Он: Да. Он не верил людям и боялся пускать их на свой чердак. Особенно после того, как ушла мама.
Она: Можно жестокий вопрос?
Он: Да.
Она: Может, она ушла именно потому, что он не замечал людей? Начиная с нее самой?
Он: Нет. И ее, и меня он видел прекрасно. Мы были его частью.
Она: Тогда почему?
Он: Не знаю. На поминках была наша старая участковая. Она помнит папу и маму с тех времен, когда и меня еще не было. Она рассказала мне, как переживала, когда они расстались. И еще...
Она: Что?
Он: Еще она сказала, что когда она пыталась отговорить маму, ты сказала ей только одну фразу: «Он мне ничего не может больше дать». Сильно, правда?
Она: Странно.
Он: А твои тоже разошлись?
Она: Нет. Но лучше бы разошлись. Живут под одной крышей, как звери. Водка, скандалы... А в перерывах молчат.
Он: Понятно.
Она: Он тяжело переживал уход твоей мамы?
Он: Я только теперь понимаю, как тяжело. Но держался молодцом.
Она: Ты тоже сейчас держишься молодцом.
Он: Это потому что ты со мной.
Она: Вот видишь. А ты не хотел, чтобы я приезжала.
Он: Не хотел, чтобы в медовый месяц тебе пришлось выносить судно из-под незнакомого человека. А потом – хоронить его.
Она: Твой отец – это часть тебя. Он не чужой мне.
Он: Знаешь... Так пусто сейчас внутри. Если бросить камень, не дождешься, пока он стукнется об пол. Я как будто ушел вместе с ним.
Она: Я тебя не отпущу. Слышишь!
Он: Да тише ты, руку оторвешь... Я здесь.
Она: Да. Если пойдем, то вместе... Слышишь? Вместе! А это кто?
На экране Он, лет на семь моложе, идет за руку с молодой, симпатичной девчонкой. Лица у них обоих глупые, но счастливые. Совершенно по-театральному идет снег.
Он: Это долгая история.
Она: Та, которую ты мне уже рассказывал?
Он: Да. Мы приехали на каникулах, чтобы пожить недельку в папиной квартире. А он неожиданно вернулся из путешествия. Встретились прямо на вокзале. Получилось очень глупо.

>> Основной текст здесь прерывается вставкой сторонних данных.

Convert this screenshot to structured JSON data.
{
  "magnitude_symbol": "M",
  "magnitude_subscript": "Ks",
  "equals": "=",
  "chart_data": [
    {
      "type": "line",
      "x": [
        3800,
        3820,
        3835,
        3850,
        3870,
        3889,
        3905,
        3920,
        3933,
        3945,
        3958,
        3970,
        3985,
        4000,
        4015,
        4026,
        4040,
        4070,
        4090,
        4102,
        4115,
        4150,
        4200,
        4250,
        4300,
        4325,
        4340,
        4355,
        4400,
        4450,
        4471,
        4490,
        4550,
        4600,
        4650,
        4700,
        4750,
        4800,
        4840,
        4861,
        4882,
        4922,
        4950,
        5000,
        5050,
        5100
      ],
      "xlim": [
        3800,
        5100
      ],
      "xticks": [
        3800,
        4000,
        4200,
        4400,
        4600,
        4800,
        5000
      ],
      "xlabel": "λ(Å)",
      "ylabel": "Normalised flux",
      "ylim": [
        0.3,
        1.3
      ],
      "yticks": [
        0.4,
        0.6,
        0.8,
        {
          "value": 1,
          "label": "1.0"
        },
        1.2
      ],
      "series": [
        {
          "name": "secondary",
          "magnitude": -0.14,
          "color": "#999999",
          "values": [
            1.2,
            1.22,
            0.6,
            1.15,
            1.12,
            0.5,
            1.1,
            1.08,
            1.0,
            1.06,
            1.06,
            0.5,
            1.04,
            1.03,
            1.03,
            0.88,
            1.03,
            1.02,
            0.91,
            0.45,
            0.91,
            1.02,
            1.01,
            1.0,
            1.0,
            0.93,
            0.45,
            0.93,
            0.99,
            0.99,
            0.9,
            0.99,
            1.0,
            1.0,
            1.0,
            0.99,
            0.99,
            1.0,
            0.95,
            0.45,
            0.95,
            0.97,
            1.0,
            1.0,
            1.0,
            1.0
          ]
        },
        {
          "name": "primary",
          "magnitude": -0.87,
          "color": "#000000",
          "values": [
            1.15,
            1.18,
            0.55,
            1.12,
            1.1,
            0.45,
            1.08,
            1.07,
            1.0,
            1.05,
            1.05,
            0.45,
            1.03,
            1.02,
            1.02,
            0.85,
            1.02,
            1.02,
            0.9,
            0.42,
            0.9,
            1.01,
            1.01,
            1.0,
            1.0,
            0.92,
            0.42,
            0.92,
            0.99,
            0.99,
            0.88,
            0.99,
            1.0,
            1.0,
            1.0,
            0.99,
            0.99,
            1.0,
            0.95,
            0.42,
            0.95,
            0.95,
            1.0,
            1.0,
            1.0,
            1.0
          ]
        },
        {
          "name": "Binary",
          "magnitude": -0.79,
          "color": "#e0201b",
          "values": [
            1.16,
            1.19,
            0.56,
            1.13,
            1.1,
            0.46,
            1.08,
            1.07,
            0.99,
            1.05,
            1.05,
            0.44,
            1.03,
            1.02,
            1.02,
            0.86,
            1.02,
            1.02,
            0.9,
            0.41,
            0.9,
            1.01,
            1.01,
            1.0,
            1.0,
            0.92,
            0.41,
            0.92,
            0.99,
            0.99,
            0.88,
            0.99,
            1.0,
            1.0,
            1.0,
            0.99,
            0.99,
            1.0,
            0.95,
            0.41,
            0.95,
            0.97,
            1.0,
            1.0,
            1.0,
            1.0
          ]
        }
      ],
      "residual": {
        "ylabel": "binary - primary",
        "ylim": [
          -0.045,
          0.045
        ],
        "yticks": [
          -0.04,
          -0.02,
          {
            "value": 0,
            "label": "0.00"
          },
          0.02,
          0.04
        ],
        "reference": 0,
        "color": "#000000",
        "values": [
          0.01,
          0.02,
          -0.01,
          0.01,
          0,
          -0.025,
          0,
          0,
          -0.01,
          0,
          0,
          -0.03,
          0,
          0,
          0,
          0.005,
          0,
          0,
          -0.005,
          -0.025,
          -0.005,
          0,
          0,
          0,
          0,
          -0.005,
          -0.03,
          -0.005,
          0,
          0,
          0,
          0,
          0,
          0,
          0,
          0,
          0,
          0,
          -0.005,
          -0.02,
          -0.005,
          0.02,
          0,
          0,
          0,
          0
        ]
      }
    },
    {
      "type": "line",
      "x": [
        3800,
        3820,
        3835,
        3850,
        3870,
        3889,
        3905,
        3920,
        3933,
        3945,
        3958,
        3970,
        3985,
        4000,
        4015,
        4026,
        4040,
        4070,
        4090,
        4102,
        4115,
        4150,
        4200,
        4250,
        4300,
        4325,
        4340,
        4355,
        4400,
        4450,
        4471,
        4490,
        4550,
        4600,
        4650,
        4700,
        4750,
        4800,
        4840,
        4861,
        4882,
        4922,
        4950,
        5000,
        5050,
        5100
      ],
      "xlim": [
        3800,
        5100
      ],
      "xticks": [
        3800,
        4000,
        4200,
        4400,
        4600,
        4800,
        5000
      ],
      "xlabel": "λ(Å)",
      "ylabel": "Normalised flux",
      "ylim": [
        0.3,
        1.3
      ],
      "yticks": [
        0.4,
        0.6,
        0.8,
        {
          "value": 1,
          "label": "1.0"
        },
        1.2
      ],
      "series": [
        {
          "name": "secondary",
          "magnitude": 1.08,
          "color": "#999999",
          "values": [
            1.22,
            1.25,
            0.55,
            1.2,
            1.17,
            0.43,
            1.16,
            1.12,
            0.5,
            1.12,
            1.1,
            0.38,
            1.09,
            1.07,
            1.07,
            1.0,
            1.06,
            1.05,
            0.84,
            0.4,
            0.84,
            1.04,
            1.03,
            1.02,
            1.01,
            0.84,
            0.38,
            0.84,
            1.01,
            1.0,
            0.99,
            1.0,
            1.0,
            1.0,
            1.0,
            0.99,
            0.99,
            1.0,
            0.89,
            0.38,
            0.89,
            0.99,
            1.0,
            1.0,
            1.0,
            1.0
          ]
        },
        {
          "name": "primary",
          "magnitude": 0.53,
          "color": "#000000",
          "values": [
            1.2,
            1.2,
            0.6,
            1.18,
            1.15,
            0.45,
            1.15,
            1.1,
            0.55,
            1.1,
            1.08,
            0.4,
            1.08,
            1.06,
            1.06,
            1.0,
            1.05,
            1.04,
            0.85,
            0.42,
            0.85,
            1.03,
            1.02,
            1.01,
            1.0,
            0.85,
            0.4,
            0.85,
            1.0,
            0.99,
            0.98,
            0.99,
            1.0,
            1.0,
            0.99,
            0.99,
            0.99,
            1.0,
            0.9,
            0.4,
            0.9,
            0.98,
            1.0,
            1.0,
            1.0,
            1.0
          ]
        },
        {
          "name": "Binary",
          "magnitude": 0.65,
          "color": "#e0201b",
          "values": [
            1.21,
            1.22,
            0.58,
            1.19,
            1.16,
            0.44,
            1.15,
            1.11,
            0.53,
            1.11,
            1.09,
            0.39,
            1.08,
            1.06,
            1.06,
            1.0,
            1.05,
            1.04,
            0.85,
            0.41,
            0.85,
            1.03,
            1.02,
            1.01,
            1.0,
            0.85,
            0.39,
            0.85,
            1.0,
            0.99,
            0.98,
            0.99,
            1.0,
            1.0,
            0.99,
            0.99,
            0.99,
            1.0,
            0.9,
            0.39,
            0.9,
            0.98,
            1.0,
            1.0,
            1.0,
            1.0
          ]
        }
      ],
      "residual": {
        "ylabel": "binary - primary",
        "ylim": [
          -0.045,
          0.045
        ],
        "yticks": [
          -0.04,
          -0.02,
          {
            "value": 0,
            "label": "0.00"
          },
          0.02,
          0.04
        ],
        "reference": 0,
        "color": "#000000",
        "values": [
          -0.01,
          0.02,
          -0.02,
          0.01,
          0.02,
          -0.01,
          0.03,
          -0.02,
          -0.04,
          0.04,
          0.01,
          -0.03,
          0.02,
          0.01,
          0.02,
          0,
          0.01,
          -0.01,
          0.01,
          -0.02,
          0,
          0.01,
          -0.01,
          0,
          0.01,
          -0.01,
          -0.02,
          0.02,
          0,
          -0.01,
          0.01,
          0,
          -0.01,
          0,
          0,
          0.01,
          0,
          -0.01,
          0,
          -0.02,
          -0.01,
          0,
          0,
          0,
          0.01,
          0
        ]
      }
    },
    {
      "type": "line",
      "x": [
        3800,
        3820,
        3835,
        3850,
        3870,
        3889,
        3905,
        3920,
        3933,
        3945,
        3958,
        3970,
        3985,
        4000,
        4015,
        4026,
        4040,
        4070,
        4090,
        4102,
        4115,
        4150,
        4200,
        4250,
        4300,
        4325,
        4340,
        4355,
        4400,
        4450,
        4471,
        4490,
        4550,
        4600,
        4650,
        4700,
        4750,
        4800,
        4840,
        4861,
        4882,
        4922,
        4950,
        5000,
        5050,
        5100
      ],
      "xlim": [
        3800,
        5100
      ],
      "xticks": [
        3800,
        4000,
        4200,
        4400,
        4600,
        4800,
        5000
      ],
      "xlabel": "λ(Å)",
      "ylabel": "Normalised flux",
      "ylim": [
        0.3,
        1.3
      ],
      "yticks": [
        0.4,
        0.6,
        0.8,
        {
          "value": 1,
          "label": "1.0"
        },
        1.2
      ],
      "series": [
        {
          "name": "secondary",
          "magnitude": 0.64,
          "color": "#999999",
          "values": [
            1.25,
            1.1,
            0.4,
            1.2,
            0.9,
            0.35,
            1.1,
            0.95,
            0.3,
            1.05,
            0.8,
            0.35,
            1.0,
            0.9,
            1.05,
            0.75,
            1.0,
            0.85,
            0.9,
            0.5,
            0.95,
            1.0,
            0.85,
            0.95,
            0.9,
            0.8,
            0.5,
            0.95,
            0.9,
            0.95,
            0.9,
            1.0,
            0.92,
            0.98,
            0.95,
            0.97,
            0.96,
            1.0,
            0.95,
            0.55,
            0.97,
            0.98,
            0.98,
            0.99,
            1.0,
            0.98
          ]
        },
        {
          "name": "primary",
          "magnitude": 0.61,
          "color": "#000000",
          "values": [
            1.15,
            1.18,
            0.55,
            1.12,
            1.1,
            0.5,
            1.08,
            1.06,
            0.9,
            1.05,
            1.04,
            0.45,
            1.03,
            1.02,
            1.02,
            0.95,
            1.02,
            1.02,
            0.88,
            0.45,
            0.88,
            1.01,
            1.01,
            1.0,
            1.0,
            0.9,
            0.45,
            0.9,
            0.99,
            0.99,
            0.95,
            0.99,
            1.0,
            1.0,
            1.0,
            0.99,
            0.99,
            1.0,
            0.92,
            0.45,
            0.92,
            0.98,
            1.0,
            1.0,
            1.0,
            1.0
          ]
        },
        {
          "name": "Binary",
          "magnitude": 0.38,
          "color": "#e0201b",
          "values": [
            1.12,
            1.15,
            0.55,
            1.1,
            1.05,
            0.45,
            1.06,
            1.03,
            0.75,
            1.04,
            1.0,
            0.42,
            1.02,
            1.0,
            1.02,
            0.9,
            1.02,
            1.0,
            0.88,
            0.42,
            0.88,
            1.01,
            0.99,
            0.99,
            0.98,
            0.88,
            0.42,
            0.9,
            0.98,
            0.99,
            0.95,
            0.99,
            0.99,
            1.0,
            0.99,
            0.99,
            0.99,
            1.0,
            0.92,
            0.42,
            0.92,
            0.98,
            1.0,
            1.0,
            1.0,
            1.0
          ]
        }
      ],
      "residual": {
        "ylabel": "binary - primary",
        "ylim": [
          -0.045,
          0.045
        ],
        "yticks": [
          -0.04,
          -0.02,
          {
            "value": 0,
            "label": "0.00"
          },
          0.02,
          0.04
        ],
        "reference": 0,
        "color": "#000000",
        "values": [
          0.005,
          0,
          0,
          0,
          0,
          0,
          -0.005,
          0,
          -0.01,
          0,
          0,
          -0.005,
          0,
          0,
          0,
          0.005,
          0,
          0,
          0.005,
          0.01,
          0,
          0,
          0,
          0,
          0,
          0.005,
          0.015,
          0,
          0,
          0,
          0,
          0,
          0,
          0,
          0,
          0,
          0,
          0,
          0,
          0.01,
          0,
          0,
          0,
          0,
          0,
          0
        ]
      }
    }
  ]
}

Она: Так и жили втроем? Или вы развернулись и уехали?
Он: Нет. Он светски раскланялся и уехал к приятелю на неделю.
Ему пришлось ездить оттуда на работу через весь город. А к нам приехал только один раз, очень важный и с камерой наперевес. Сказал, что пора когда-то и людей начать снимать.
Она: Твой папа был хороший человек.
Он: Он был скупой и любил поворчать после работы. В последние годы это ворчание иногда по-стариковски затягивалось на целый вечер... А еще он был ипохондрик и с каждой царапиной бежал в больницу... Он был самый лучший человек из тех, кого я встречал. Самый чистый и честный. Мне стыдно, что я не такой.
Она: Наверное, ему трудно жилось.
Он: Не очень. Люди любят безвредных чудаков, даже когда не понимают их. С ними веселее. И потом, у папы было еще кое-что, что люди очень ценят.
Она: Дай я попробую угадать... Чувство юмора?
Он: Нет. Он никогда ни к кому не лез в душу. И помогал, только когда просили, а не наоборот, как большинство других.
Она: Что он тогда сказал про твою... девушку?
Он: Порадовался вместе со мной, что в нашем доме поселилась настоящая принцесса. Он разбирался в женщинах примерно так же сильно, как я... тогда.
Она: А мне так и не удалось с ним поговорить...
Он: Он смотрел на тебя и держал за руку. Знаешь...
Она: Что?
Он: Я ведь до сих пор не сказал тебе «спасибо».
Она: Перестань.
Он: Я найду слова потом, ладно? Когда мы снова научимся спать и вообще жить, как нормальные люди. Когда у нас, все-таки, начнется медовый месяц...
Она: Мне очень стыдно, но я счастлива даже сейчас. Мы стали еще ближе за эти дни.
Он: Ближе? Да мы просто срослись, как сиамские близнецы.
Она: Это даже страшно.
Он: Почему?
Она: Потому что теперь мы никогда не сможем расцепиться. Даже если захотим.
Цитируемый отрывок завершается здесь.